Cumhurbaşkanı idam konusunu 15 Temmuz'dan bu yana sürekli tekrarlıyor. Başkanlık sistemini getiren anayasa değişikliği sırasında da söylemişti. Ama nedense paketin içine idam konulmadı.
Neden acaba?
Pakette idam konusu da olsa muhtemelen evet oyları için önemli bir ivme sağlayabilirdi. İktidar buna yanaşmadı.
Şimdi henüz bir referandumu bitirmeden Erdoğan bir yeni referandumdan söz ediyor.

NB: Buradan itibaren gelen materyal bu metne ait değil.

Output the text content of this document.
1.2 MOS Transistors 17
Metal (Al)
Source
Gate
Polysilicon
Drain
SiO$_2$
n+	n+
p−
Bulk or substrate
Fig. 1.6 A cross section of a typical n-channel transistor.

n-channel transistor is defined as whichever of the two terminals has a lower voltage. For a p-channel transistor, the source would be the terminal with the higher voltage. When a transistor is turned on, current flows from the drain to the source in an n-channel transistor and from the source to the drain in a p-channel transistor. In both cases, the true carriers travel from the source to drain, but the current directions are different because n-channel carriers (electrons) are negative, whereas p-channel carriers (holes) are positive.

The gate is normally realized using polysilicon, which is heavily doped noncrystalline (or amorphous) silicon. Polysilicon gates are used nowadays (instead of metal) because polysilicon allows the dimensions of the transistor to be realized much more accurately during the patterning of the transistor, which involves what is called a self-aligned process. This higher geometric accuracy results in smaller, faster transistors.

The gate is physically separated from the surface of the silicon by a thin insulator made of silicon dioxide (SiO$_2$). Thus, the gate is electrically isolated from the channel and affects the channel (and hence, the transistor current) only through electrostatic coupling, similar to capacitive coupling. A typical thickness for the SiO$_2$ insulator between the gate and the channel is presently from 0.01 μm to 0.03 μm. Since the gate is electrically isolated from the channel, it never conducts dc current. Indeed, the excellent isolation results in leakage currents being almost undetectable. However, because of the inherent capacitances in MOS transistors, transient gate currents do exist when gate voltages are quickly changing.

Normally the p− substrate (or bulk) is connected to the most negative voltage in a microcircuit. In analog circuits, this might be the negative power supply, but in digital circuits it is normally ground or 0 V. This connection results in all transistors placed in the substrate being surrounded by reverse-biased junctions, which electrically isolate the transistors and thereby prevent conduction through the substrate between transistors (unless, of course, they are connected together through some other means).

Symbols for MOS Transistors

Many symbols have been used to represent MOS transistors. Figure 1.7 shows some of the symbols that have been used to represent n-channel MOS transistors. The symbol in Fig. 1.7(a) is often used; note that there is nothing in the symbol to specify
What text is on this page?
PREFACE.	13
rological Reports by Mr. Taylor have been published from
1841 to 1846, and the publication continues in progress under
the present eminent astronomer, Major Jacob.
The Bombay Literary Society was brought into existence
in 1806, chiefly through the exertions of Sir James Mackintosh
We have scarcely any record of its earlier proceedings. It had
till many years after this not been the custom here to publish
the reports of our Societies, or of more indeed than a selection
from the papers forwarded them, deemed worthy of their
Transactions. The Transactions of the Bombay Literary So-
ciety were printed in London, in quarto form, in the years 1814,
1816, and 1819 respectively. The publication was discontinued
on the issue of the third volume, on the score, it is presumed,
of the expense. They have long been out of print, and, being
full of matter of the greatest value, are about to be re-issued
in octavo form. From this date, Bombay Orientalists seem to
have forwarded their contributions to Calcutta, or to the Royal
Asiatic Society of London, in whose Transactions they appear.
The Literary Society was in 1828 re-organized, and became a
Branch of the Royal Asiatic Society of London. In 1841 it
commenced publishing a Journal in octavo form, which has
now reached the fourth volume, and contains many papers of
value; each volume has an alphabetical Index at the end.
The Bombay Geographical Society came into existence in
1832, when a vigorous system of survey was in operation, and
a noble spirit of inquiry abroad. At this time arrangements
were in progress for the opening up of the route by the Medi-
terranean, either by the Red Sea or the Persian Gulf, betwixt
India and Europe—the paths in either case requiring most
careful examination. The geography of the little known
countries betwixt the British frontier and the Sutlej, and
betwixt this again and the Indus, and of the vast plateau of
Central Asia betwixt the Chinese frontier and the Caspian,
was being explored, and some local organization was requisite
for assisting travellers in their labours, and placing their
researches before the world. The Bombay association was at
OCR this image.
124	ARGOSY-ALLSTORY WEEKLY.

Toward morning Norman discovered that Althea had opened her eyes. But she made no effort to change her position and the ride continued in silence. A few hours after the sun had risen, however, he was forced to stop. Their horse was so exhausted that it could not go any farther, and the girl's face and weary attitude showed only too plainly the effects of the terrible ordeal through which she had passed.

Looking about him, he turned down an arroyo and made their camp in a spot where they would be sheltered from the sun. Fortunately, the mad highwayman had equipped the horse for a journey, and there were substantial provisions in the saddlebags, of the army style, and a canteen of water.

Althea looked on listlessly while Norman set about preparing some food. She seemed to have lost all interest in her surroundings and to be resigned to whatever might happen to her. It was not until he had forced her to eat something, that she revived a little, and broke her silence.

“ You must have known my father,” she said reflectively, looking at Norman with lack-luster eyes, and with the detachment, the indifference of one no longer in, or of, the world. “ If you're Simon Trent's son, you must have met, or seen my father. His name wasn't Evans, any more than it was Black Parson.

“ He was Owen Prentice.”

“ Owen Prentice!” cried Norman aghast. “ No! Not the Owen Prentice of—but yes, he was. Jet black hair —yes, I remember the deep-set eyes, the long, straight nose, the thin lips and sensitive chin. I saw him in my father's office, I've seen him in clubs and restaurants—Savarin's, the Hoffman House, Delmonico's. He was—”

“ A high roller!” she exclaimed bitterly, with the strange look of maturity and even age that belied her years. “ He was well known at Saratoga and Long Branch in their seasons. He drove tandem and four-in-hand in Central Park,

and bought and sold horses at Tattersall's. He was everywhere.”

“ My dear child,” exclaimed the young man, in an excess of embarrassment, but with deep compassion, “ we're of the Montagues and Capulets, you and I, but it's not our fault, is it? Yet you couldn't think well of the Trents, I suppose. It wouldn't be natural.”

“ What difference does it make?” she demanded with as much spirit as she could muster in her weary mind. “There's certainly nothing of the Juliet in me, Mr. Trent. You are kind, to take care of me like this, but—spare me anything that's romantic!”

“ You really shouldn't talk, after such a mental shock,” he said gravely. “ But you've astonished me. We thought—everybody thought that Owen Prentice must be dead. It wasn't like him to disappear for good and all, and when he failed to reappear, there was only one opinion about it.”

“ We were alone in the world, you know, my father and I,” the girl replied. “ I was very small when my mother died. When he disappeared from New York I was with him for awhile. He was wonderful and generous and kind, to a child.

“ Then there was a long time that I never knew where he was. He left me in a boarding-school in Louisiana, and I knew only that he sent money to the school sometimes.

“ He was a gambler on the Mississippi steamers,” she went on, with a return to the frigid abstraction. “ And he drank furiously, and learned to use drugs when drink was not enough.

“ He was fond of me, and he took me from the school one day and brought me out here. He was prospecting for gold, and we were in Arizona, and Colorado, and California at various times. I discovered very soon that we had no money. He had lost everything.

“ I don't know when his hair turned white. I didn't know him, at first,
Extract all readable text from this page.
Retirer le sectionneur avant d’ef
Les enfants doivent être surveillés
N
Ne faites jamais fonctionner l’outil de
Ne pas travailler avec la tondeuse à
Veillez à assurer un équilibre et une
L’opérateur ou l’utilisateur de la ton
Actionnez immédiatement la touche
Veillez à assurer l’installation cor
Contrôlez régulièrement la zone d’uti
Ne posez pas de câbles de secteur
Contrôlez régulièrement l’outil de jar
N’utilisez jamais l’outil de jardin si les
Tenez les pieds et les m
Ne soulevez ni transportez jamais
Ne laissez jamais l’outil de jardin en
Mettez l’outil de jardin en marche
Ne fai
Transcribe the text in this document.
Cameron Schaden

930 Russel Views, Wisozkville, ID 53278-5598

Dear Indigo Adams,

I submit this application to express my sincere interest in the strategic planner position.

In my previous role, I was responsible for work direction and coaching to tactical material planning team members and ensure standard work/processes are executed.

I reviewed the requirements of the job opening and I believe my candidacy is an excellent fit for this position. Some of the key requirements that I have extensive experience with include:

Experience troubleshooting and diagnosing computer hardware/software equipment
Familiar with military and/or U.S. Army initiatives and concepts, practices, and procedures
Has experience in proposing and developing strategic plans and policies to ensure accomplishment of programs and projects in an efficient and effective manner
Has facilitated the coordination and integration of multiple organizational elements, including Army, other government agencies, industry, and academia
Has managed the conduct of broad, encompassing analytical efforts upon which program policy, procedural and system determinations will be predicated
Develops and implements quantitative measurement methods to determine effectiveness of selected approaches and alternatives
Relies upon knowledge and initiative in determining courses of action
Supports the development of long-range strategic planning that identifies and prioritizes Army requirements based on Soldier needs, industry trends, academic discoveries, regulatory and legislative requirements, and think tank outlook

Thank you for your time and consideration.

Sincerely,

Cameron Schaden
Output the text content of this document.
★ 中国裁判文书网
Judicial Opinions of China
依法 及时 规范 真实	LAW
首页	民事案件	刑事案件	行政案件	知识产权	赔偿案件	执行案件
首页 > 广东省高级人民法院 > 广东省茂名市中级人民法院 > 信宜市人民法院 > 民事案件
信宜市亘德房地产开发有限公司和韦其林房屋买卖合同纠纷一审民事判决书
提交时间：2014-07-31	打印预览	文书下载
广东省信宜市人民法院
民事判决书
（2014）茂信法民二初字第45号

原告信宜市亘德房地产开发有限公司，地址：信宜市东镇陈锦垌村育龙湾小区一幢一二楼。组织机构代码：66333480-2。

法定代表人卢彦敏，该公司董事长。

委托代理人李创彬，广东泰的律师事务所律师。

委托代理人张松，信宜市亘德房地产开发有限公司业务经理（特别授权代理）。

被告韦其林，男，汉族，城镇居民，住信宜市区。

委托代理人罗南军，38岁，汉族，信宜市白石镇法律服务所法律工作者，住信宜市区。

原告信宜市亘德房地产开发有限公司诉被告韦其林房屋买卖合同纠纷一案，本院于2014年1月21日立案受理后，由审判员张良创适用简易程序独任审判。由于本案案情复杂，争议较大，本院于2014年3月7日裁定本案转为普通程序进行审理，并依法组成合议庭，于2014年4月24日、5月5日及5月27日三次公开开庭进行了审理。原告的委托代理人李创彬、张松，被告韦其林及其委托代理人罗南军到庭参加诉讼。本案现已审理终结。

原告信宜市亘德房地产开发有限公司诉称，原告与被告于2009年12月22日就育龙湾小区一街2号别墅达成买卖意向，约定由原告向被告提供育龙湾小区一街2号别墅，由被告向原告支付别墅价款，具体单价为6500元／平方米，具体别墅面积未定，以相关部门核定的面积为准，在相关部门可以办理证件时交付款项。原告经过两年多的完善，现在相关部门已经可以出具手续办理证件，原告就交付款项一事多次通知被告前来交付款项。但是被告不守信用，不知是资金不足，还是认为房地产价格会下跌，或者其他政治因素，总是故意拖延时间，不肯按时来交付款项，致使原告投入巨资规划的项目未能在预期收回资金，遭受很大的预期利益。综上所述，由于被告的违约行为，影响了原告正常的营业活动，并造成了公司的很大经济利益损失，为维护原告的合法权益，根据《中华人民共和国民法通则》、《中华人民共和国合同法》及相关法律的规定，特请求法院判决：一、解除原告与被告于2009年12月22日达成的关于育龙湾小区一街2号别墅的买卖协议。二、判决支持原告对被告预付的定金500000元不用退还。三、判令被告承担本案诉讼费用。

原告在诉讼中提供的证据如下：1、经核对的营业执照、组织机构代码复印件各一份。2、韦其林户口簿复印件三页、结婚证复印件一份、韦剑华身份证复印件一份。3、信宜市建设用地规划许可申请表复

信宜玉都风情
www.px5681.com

Demek ki evetler üstün çıkarsa bir süre sonra “haydi bir daha referanduma” denilecek.
Evet'çilere şunu
söylemek isterim; bu değişikliğe idam konabileceği halde koymadılar, demek ki Erdoğan evet çıkıp çok güçlense bile seçim atmosferinin gerginliğini sürdürmek niyetinde. Bunu iyi düşünün.
MERAK ETTİĞİM ŞEYLER
BAŞKANLIK SİSTEMİ KİMİN FİKRİ?
Çok değil 10 gün kadar önce Cumhurbaşkanı Erdoğan başkanlık sistemi ile ilgili konuşurken “Bu benim şahsımın projesidir” demişti.
Halen uygulanan sistemin çift başlılık yarattığını söyleyen Erdoğan “Yetkilerin tek elde toplanması çok daha hayırlıdır. Sistemi bunun için getiriyoruz. Türkiye bu değişiklikle şaha kalkacak” diye konuşmuştu.
Aynı Erdoğan iki gün önce ise “Bu proje bir kişinin değildir. Ak Parti ve MHP bir araya gelmiş, Türkiye'nin daha güçlü olması için bu sistemi bulmuştur. Kimse bunu kendi üzerine almasın” dedi.
Şimdi hangisi doğru?
Bu sistem Erdoğan'ın şahsi projesi mi yoksa bir kişiye ait olmayan AKP ve MHP'nin kafa kafaya verip buldukları bir sistem mi?